A question was asked on Reddit and showed up in my feed as I was browsing this weekend:

What does protocol oriented programming mean, and why is it better than OOP?

I really like a few things that were said in one of the top “Explain Like I’m 5” comments that was posted in response to the question by CodaFi.

“Explain Like I’m Five” – A laundry service example

First, the example provided was very understandable. I highly recommend you jump over and just read through what the commenter wrote.

The theme was “laundry service”. Supposing that there was a Laundry object that encapsulated certain laundry-related functions… “Launder my clothes, please” — “Okay, here’s your clothes!”. You as a client simply interact with Laundry by saying “Launder, please!”. The Laundry object goes off and does its thing, which could range from simple to incredibly complex – the beauty is that as a client, as a person needing laundry done, you don’t care. As long as the laundry gets done and you get your clothes back, life is great!

“Problems” with Object Orientation

In my guide on the Fundamentals of Callbacks for Swift Developers, I describe the scenario that we’re all in as developers:

When we’re building software, we’re either using code built by others, or creating code for others to use, are we not? We’re either using code that “hooks into” what other developers have designed and made available to us, or we’re creating code that other code will “hook into” and interact with, even if the “other code” is written by us in our own app.

We wear two hats at once, when it comes to being clients and creators of code.

But what if we’re working with a Laundry object as a developer/creator, and not as a client (ie, someone who needs laundry done). What if we, as developers, get handed a Laundry object in a library and we want to customize its behavior… maybe improve the performance of launderClothes(), or override the implementation it to use some amazing new laundry service.

The way we’d do that is by crating a subclass. Here’s the beef with Object Orientation, according to the commenter:

[Object Orientation] encourages “encapsulating complexity” by exposing state and internals through inheritance.

Unpacking that: Software has innate complexity. Objects are “things” that encapsulate that complexity. They do it in a certain way though: They expose certain pieces of state and pieces of functionality. The way those abstractions over complexity get propagated and customized through the system is through this mechanism called inheritance.
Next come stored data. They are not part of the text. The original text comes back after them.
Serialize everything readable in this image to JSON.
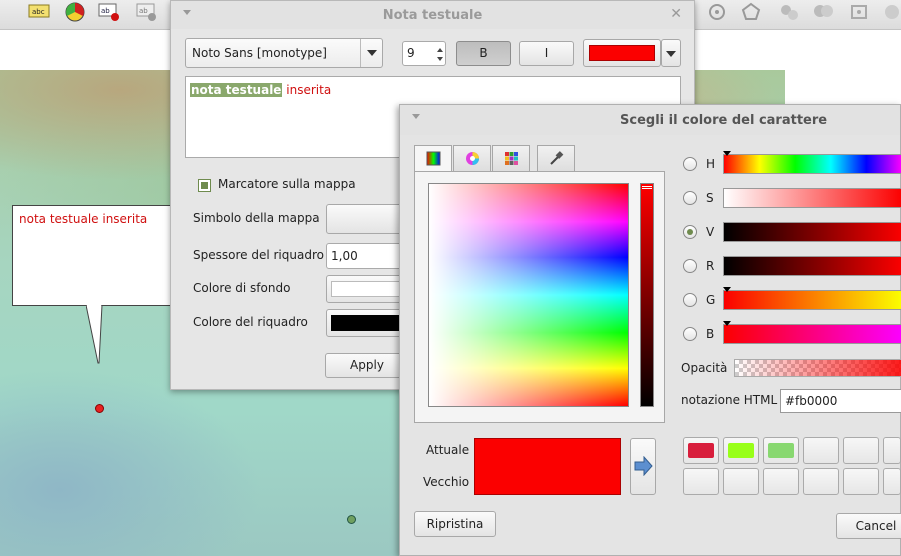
{
  "note_dialog": {
    "title": "Nota testuale",
    "font_family": "Noto Sans [monotype]",
    "font_size": "9",
    "bold_label": "B",
    "italic_label": "I",
    "text_color": "#fb0000",
    "editor_selected_text": "nota testuale",
    "editor_rest_text": " inserita",
    "marker_label": "Marcatore sulla mappa",
    "symbol_label": "Simbolo della mappa",
    "thickness_label": "Spessore del riquadro",
    "thickness_value": "1,00",
    "background_color_label": "Colore di sfondo",
    "border_color_label": "Colore del riquadro",
    "apply_label": "Apply"
  },
  "annotation": {
    "text": "nota testuale inserita"
  },
  "color_dialog": {
    "title": "Scegli il colore del carattere",
    "tabs": [
      {
        "icon": "color-square-icon"
      },
      {
        "icon": "color-wheel-icon"
      },
      {
        "icon": "swatch-grid-icon"
      },
      {
        "icon": "eyedropper-icon"
      }
    ],
    "channels": [
      "H",
      "S",
      "V",
      "R",
      "G",
      "B"
    ],
    "selected_channel": "V",
    "opacity_label": "Opacità",
    "html_label": "notazione HTML",
    "html_value": "#fb0000",
    "current_label": "Attuale",
    "old_label": "Vecchio",
    "current_color": "#fb0000",
    "swatches": [
      "#d81e3c",
      "#98ff18",
      "#88d870"
    ],
    "reset_label": "Ripristina",
    "cancel_label": "Cancel"
  }
}
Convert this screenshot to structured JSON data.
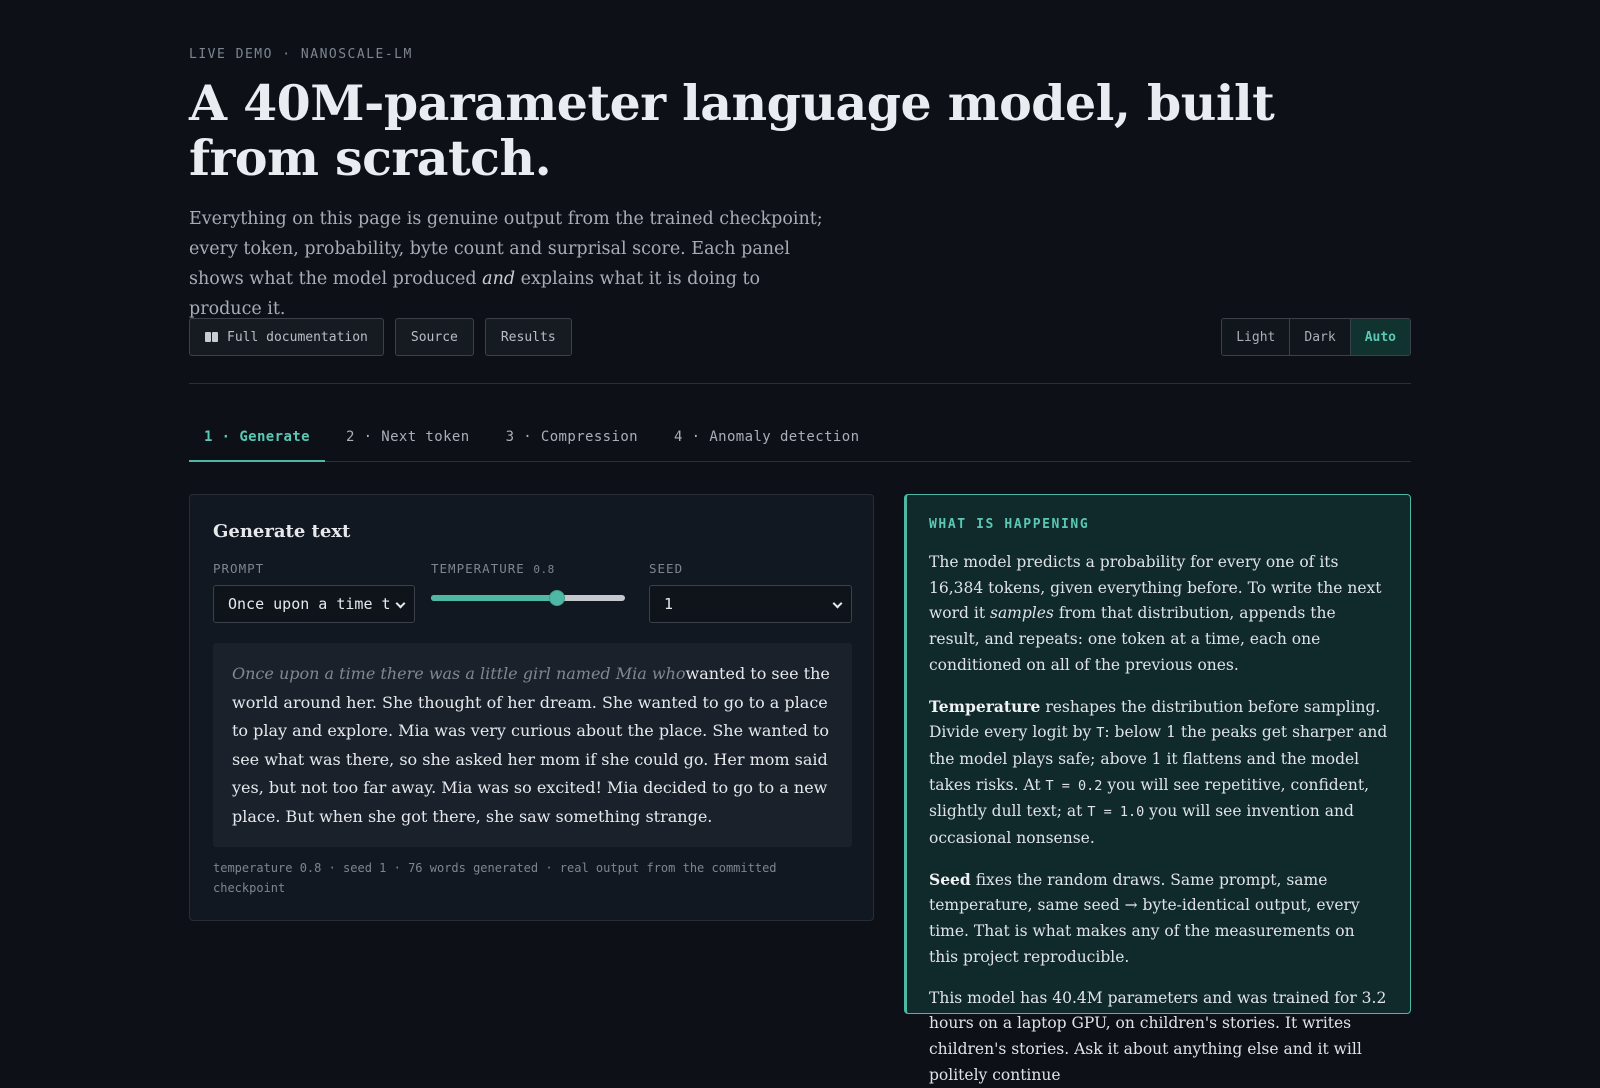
{
  "header": {
    "eyebrow": "LIVE DEMO · NANOSCALE-LM",
    "title": "A 40M-parameter language model, built from scratch.",
    "lede_part1": "Everything on this page is genuine output from the trained checkpoint; every token, probability, byte count and surprisal score. Each panel shows what the model produced ",
    "lede_em": "and",
    "lede_part2": " explains what it is doing to produce it."
  },
  "links": {
    "docs_icon": "book-icon",
    "docs": "Full documentation",
    "source": "Source",
    "results": "Results"
  },
  "theme": {
    "light": "Light",
    "dark": "Dark",
    "auto": "Auto",
    "selected": "Auto",
    "accent": "#5ac8b4"
  },
  "tabs": [
    {
      "label": "1 · Generate",
      "active": true
    },
    {
      "label": "2 · Next token",
      "active": false
    },
    {
      "label": "3 · Compression",
      "active": false
    },
    {
      "label": "4 · Anomaly detection",
      "active": false
    }
  ],
  "generate": {
    "title": "Generate text",
    "prompt_label": "PROMPT",
    "prompt_value": "Once upon a time t",
    "temperature_label": "TEMPERATURE",
    "temperature_value": "0.8",
    "temperature_fraction": 0.65,
    "seed_label": "SEED",
    "seed_value": "1",
    "output_prompt": "Once upon a time there was a little girl named Mia who",
    "output_text": "wanted to see the world around her. She thought of her dream. She wanted to go to a place to play and explore. Mia was very curious about the place. She wanted to see what was there, so she asked her mom if she could go. Her mom said yes, but not too far away. Mia was so excited! Mia decided to go to a new place. But when she got there, she saw something strange.",
    "meta": "temperature 0.8 · seed 1 · 76 words generated · real output from the committed checkpoint"
  },
  "explain": {
    "heading": "WHAT IS HAPPENING",
    "p1_a": "The model predicts a probability for every one of its 16,384 tokens, given everything before. To write the next word it ",
    "p1_em": "samples",
    "p1_b": " from that distribution, appends the result, and repeats: one token at a time, each one conditioned on all of the previous ones.",
    "p2_bold": "Temperature",
    "p2_a": " reshapes the distribution before sampling. Divide every logit by ",
    "p2_code1": "T",
    "p2_b": ": below 1 the peaks get sharper and the model plays safe; above 1 it flattens and the model takes risks. At ",
    "p2_code2": "T = 0.2",
    "p2_c": " you will see repetitive, confident, slightly dull text; at ",
    "p2_code3": "T = 1.0",
    "p2_d": " you will see invention and occasional nonsense.",
    "p3_bold": "Seed",
    "p3_a": " fixes the random draws. Same prompt, same temperature, same seed → byte-identical output, every time. That is what makes any of the measurements on this project reproducible.",
    "p4": "This model has 40.4M parameters and was trained for 3.2 hours on a laptop GPU, on children's stories. It writes children's stories. Ask it about anything else and it will politely continue"
  }
}
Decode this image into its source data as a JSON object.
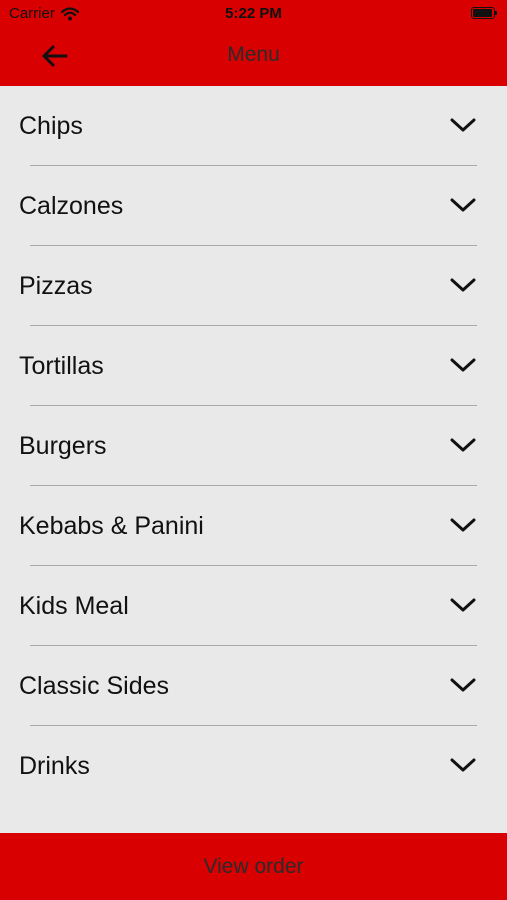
{
  "status_bar": {
    "carrier": "Carrier",
    "time": "5:22 PM",
    "wifi_icon": "wifi-icon",
    "battery_icon": "battery-icon"
  },
  "header": {
    "title": "Menu",
    "back_icon": "arrow-left-icon",
    "background_color": "#d80000"
  },
  "menu": {
    "expand_icon": "chevron-down-icon",
    "items": [
      {
        "label": "Chips"
      },
      {
        "label": "Calzones"
      },
      {
        "label": "Pizzas"
      },
      {
        "label": "Tortillas"
      },
      {
        "label": "Burgers"
      },
      {
        "label": "Kebabs & Panini"
      },
      {
        "label": "Kids Meal"
      },
      {
        "label": "Classic Sides"
      },
      {
        "label": "Drinks"
      }
    ]
  },
  "footer": {
    "button_label": "View order",
    "background_color": "#d80000"
  }
}
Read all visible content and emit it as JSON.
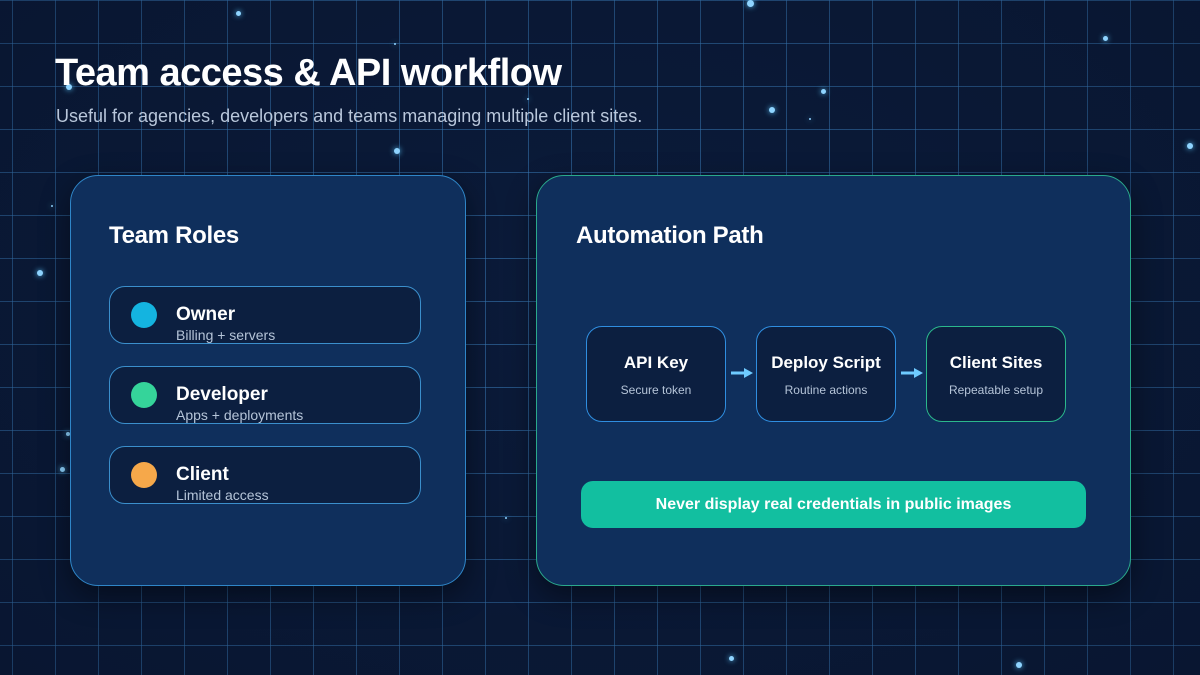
{
  "header": {
    "title": "Team access & API workflow",
    "subtitle": "Useful for agencies, developers and teams managing multiple client sites."
  },
  "roles_panel": {
    "title": "Team Roles",
    "roles": [
      {
        "name": "Owner",
        "description": "Billing + servers",
        "color": "#14b4e0"
      },
      {
        "name": "Developer",
        "description": "Apps + deployments",
        "color": "#35d49a"
      },
      {
        "name": "Client",
        "description": "Limited access",
        "color": "#f6a84a"
      }
    ]
  },
  "automation_panel": {
    "title": "Automation Path",
    "steps": [
      {
        "name": "API Key",
        "description": "Secure token",
        "border": "#2f8ee0"
      },
      {
        "name": "Deploy Script",
        "description": "Routine actions",
        "border": "#2f8ee0"
      },
      {
        "name": "Client Sites",
        "description": "Repeatable setup",
        "border": "#2bb88c"
      }
    ],
    "arrow_color": "#6ecbff",
    "notice": "Never display real credentials in public images",
    "notice_color": "#12bfa0"
  },
  "colors": {
    "background": "#0b1b3a",
    "grid": "#4696dc",
    "panel": "#0f2f5c"
  }
}
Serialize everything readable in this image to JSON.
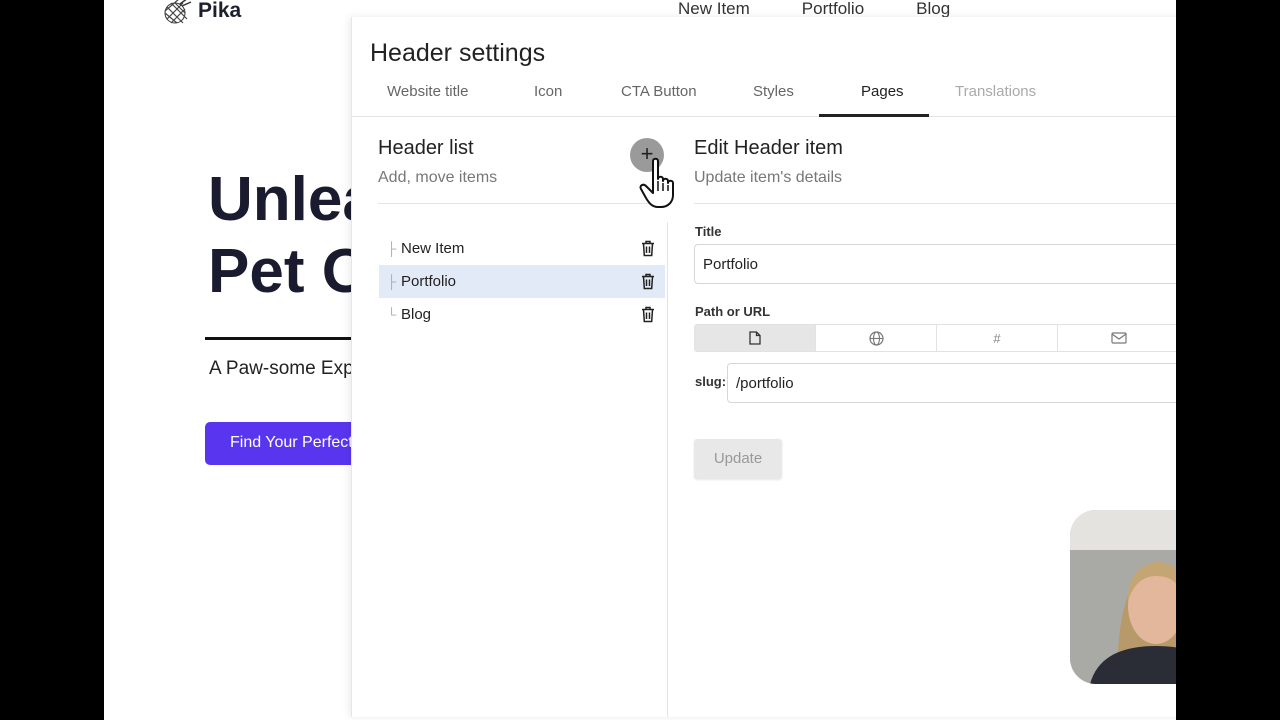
{
  "site": {
    "logo_text": "Pika",
    "nav": [
      "New Item",
      "Portfolio",
      "Blog"
    ],
    "hero_line1": "Unlea",
    "hero_line2": "Pet O",
    "hero_sub": "A Paw-some Exp",
    "cta_label": "Find Your Perfect",
    "accent": "#5a35f0"
  },
  "panel": {
    "title": "Header settings",
    "tabs": [
      {
        "label": "Website title"
      },
      {
        "label": "Icon"
      },
      {
        "label": "CTA Button"
      },
      {
        "label": "Styles"
      },
      {
        "label": "Pages",
        "active": true
      },
      {
        "label": "Translations"
      }
    ],
    "list": {
      "title": "Header list",
      "subtitle": "Add, move items",
      "add_icon": "plus-icon",
      "items": [
        {
          "label": "New Item",
          "branch": "├"
        },
        {
          "label": "Portfolio",
          "branch": "├",
          "selected": true
        },
        {
          "label": "Blog",
          "branch": "└"
        }
      ]
    },
    "edit": {
      "title": "Edit Header item",
      "subtitle": "Update item's details",
      "title_label": "Title",
      "title_value": "Portfolio",
      "path_label": "Path or URL",
      "path_types": [
        "page-icon",
        "globe-icon",
        "hash-icon",
        "mail-icon"
      ],
      "slug_label": "slug:",
      "slug_value": "/portfolio",
      "update_label": "Update"
    }
  }
}
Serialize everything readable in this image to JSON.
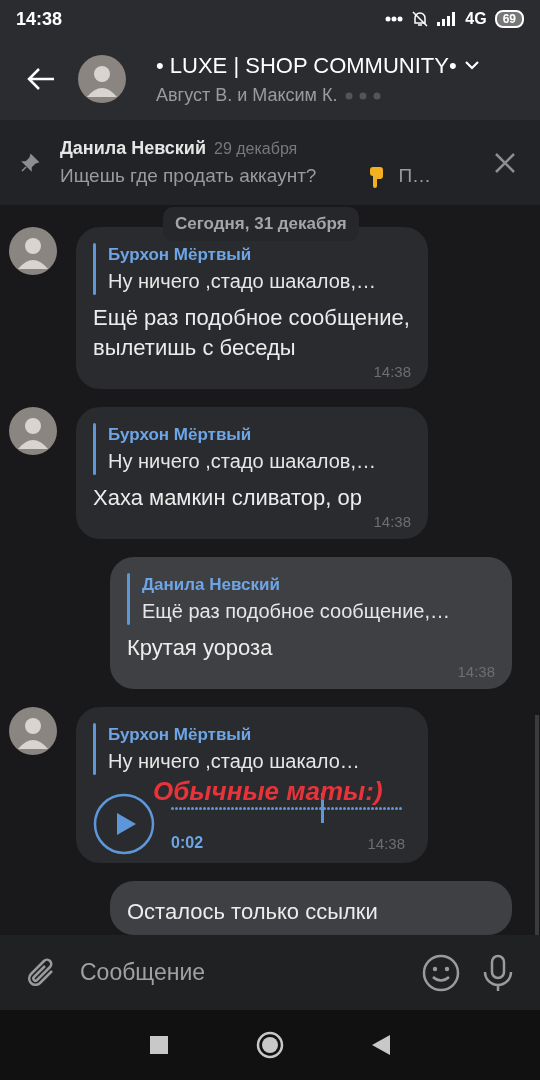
{
  "status_bar": {
    "time": "14:38",
    "network": "4G",
    "battery": "69"
  },
  "header": {
    "title": "• LUXE | SHOP COMMUNITY•",
    "subtitle": "Август В. и Максим К."
  },
  "pinned": {
    "author": "Данила Невский",
    "date": "29 декабря",
    "text": "Ищешь где продать аккаунт?",
    "preview": "П…"
  },
  "date_badge": "Сегодня, 31 декабря",
  "messages": [
    {
      "kind": "text",
      "outgoing": false,
      "quote": {
        "author": "Бурхон Мёртвый",
        "text": "Ну ничего ,стадо шакалов,…"
      },
      "text": "Ещё раз подобное сообщение, вылетишь с беседы",
      "time": "14:38"
    },
    {
      "kind": "text",
      "outgoing": false,
      "quote": {
        "author": "Бурхон Мёртвый",
        "text": "Ну ничего ,стадо шакалов,…"
      },
      "text": "Хаха мамкин сливатор, ор",
      "time": "14:38"
    },
    {
      "kind": "text",
      "outgoing": true,
      "quote": {
        "author": "Данила Невский",
        "text": "Ещё раз подобное сообщение,…"
      },
      "text": "Крутая уороза",
      "time": "14:38"
    },
    {
      "kind": "voice",
      "outgoing": false,
      "quote": {
        "author": "Бурхон Мёртвый",
        "text": "Ну ничего ,стадо шакало…"
      },
      "duration": "0:02",
      "level": 0.64,
      "time": "14:38",
      "annotation": "Обычные маты:)"
    },
    {
      "kind": "text",
      "outgoing": true,
      "text": "Осталось только ссылки"
    }
  ],
  "composer": {
    "placeholder": "Сообщение"
  }
}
But the commenter cites this methodology as “trouble” though. Why? Well…

“I may not want to know how my dry cleaning got done, but if I wanted to design a better route to go from dirty clothes to clean clothes, I would necessarily have to know every last detail of the steps that were performed so I can try to refine them in my subclass.”

So the commenter is coming at it from the point of a developer/creator. It’s pointed out that to truly be able to improve performance or refine algorithms in a subclass, we necessarily have to know every detail of the steps that were performed in the superclass. And it’s not always the case that we can discover that superclass implementation to improve upon it.

Shifting to Protocol Orientation

So… Protocol Orientation? If it’s better, how is it better?

I love how the commenter takes the object oriented example of laundry service, and refines it with nuances that come out of thinking in terms of protocols rather than just objects. Really. Have a look.

The primary difference we see is that rather than having a Laundry object… a single one… that does laundry in its own particular way, a shift occurs: We begin to deal in terms of describing ways to get laundry done.

If I want my laundry done one particular way by one particular guy I go Object-Oriented and stop caring about how things get done. But if I want to generalize over the ways to get laundry done I need to go Protocol-Oriented and stop caring about everything else.

In Protocol Orientation, the only thing that matters is the interface… the things that clients will interact with. Describe that to the best of your ability with a protocol, and let something else come along and worry about the how.

In the end, the only thing that a person needing laundry done needs to know is what interface is available for them to accomplish the laundering they have need of completing.

Being able to sit down and think about how something would look if you removed state and inheritance from the picture and just thought about the bare minimum required interface to that particular task is a far more powerful and simple approach to programming that enables reuse far easier than OO ever did.

Takeaways

The take-away point for me in this thread on Protocol Orientation is this: Protocols are about generalizing. They’re about the interface. It’s about a mindset and a focus (an orientation) toward thinking of ways to do certain things, and describing them clearly in the form of a Type in Swift.

Once the way to do something is described, other things, concrete Types, can come along and implement those in an infinite variety of ways.